One other very annoying area are conference call providers like GotoMeeting. They do not support Linux and thus exclude all the creative voices from that land. If you want to have me on a conference call better make sure the software supports Linux. Sometimes I borrow the Notebook of my wife (ahs has an airbook) to attend conference calls but if she is busy hard luck. The good thing is that I can afford to just not attend because usually it is the others who want something from me and not me needing something from them.
Many people discovered that for every Windows based software there are several Open Source alternatives - and many of them are better and more stable. Instead of Photoshop you can move over to Gimp. It is included with most every Linux distro. Nobody needs Microsoft Office. The way better alternatives are AbiWord (replaces MS Word), Gnumeric (replaces MS Excel) and reveal.js (replaces MS Powerpoint). Or you get the whole shebang in one package like http://libreoffice.org. If you are into really nice typesetting then there is no way around TeX or LaTeX which will even give you pecha-style texts.
Interestingly there are quite a number of public government bodies who prescribe the use of MS Word. They invariably get into trouble when they try to impose this on me. It is actually quite fun because in most cases they will eventually have to find an alternative. Because they serve me. Not Microsoft. :-)
What is a Backup?
A backup is a copy of all the data that is dear to you. Whatever computer you use in all cases make sure that you copy your most important data every now and then to a separate hard disk as a backup. By far the biggest amount of data on your computer will be you your photo, video and maybe film collection. Other random stuff like your homework, invitation letter for the next party, condolence letters, etc. will take up extremely little space. The easiset way to back those up separately is to use a USB memory stick or SD-Card. The latter is ideal if you already have a card reader built into your computer. Just stick it in every week or month and copy all your small files over.
Be aware that your backup media can also break. Therfore have two (or more) of them at the ready and use them alternatingly. If your computer stops working does not mean that everything is lost. Most of what was on your computer can still be retrieved.
My Personal Experience
My DELL Precision Workstation desktop computer is 5+ years old and (currently) runs Ubuntu 12.04. It has 8GB RAM with a pretty standard CPU of those years. My Samsung N150 netbook is around 4 years old has 2 GB with a small Arm processorand therefore runs Xubuntu 12.04 which is friendlier to low hardware specs.
The Ubuntu OS releases are from April 2012, so pretty old. But I stick to them because they have long time support (in short LTS). This means that I can run the computer for several years without having to migrate to a new version.
My almost 10 year old (!) Medion computer also runs Xubuntu 12.04. It has 1GB RAM (upgraded from 512 MB) and a really old CPU. But it works like a treat and I still use for backup, as a media server and torrent host.
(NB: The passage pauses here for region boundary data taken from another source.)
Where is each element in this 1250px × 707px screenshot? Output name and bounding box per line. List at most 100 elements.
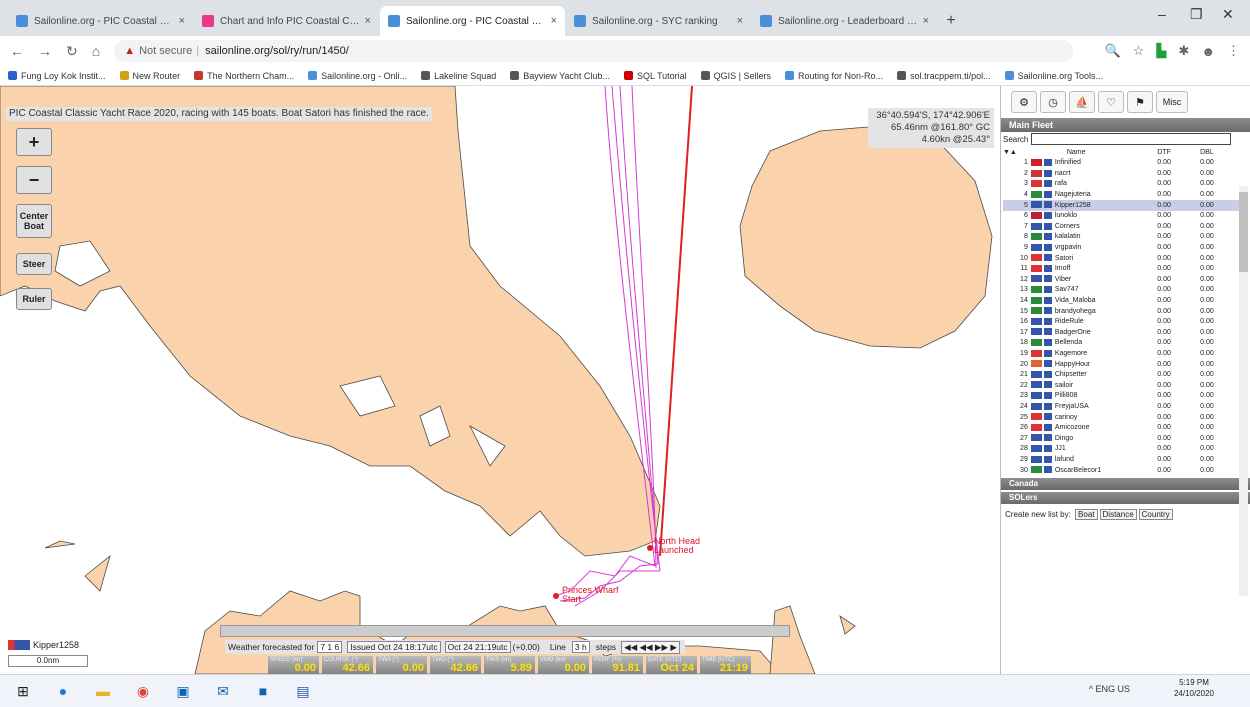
sidebar-tab[interactable]: ⛵: [1069, 91, 1095, 113]
bookmark-item[interactable]: Sailonline.org Tools...: [1004, 71, 1103, 81]
dbl-header[interactable]: DBL: [1200, 146, 1243, 158]
fleet-row[interactable]: 12 Viber 0.00 0.00: [1003, 275, 1243, 286]
fleet-row[interactable]: 26 Amicozone 0.00 0.00: [1003, 423, 1243, 434]
bookmark-item[interactable]: Routing for Non-Ro...: [785, 71, 883, 81]
fleet-row[interactable]: 14 Vida_Maloba 0.00 0.00: [1003, 296, 1243, 307]
fleet-row[interactable]: 17 BadgerOne 0.00 0.00: [1003, 328, 1243, 339]
fleet-row[interactable]: 27 Dingo 0.00 0.00: [1003, 433, 1243, 444]
browser-tab[interactable]: Sailonline.org - PIC Coastal Clas ×: [8, 6, 193, 36]
bookmark-item[interactable]: Sailonline.org - Onli...: [308, 71, 407, 81]
fleet-row[interactable]: 16 RideRule 0.00 0.00: [1003, 317, 1243, 328]
solers-section[interactable]: SOLers: [1001, 491, 1250, 504]
profile-icon[interactable]: ☻: [1201, 44, 1215, 59]
browser-tab[interactable]: Sailonline.org - SYC ranking ×: [566, 6, 751, 36]
fleet-row[interactable]: 1 Infinified 0.00 0.00: [1003, 158, 1243, 169]
fleet-row[interactable]: 23 Pilli808 0.00 0.00: [1003, 391, 1243, 402]
close-tab-icon[interactable]: ×: [551, 15, 557, 27]
fleet-row[interactable]: 4 Nagejuteria 0.00 0.00: [1003, 190, 1243, 201]
sidebar-tab[interactable]: ◷: [1040, 91, 1066, 113]
close-tab-icon[interactable]: ×: [923, 15, 929, 27]
fleet-row[interactable]: 5 Kipper1258 0.00 0.00: [1003, 200, 1243, 211]
fleet-row[interactable]: 22 sailoir 0.00 0.00: [1003, 380, 1243, 391]
bookmark-item[interactable]: SQL Tutorial: [623, 71, 687, 81]
zoom-icon[interactable]: 🔍: [1105, 43, 1121, 59]
chrome-icon[interactable]: ◉: [128, 678, 158, 704]
close-window-button[interactable]: ✕: [1222, 6, 1234, 23]
close-tab-icon[interactable]: ×: [179, 15, 185, 27]
create-list-button[interactable]: Country: [1138, 508, 1173, 520]
fleet-row[interactable]: 24 FreyjaUSA 0.00 0.00: [1003, 402, 1243, 413]
bookmark-item[interactable]: sol.tracppem.ti/pol...: [897, 71, 991, 81]
extension-icon[interactable]: ▙: [1156, 43, 1166, 59]
fleet-row[interactable]: 21 Chipsetter 0.00 0.00: [1003, 370, 1243, 381]
restore-button[interactable]: ❐: [1190, 6, 1203, 23]
bookmark-item[interactable]: New Router: [119, 71, 180, 81]
line-duration-select[interactable]: 3 h: [571, 641, 590, 653]
fleet-row[interactable]: 10 Satori 0.00 0.00: [1003, 253, 1243, 264]
race-map[interactable]: PIC Coastal Classic Yacht Race 2020, rac…: [0, 86, 1000, 674]
boat-name-dropdown[interactable]: Kipper1258: [8, 640, 88, 650]
mail-icon[interactable]: ✉: [208, 678, 238, 704]
fleet-row[interactable]: 7 Corners 0.00 0.00: [1003, 222, 1243, 233]
name-header[interactable]: Name: [1031, 146, 1157, 158]
system-tray[interactable]: ^ ENG US: [1089, 684, 1130, 694]
fleet-row[interactable]: 2 nacrt 0.00 0.00: [1003, 169, 1243, 180]
fleet-row[interactable]: 20 HappyHour 0.00 0.00: [1003, 359, 1243, 370]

One of my jobs requires that I frequently edit sound files (Tibetan Buddhist Sutric teachings with translations, to be exact). For this I use Audacity. It splits stereo to mono to be able edit the tracks separately, it can cut, paste, normalize, remove noise and export to mp3 - which is all I need.
Skype. Although not Open Source and now even owned by Microsoft many of my work peers rely on Skype, so that I also have to use it. It works.
I do listen to music every now and then and typically use VLC because it can read almost everything.
VLC is also good to watch movies and amazingly even high resolution works fine on my old boxes.
I am simply not a gamer at all. So no opinion here. But I believe that if you are a gamer you are better served with a dedicated game box.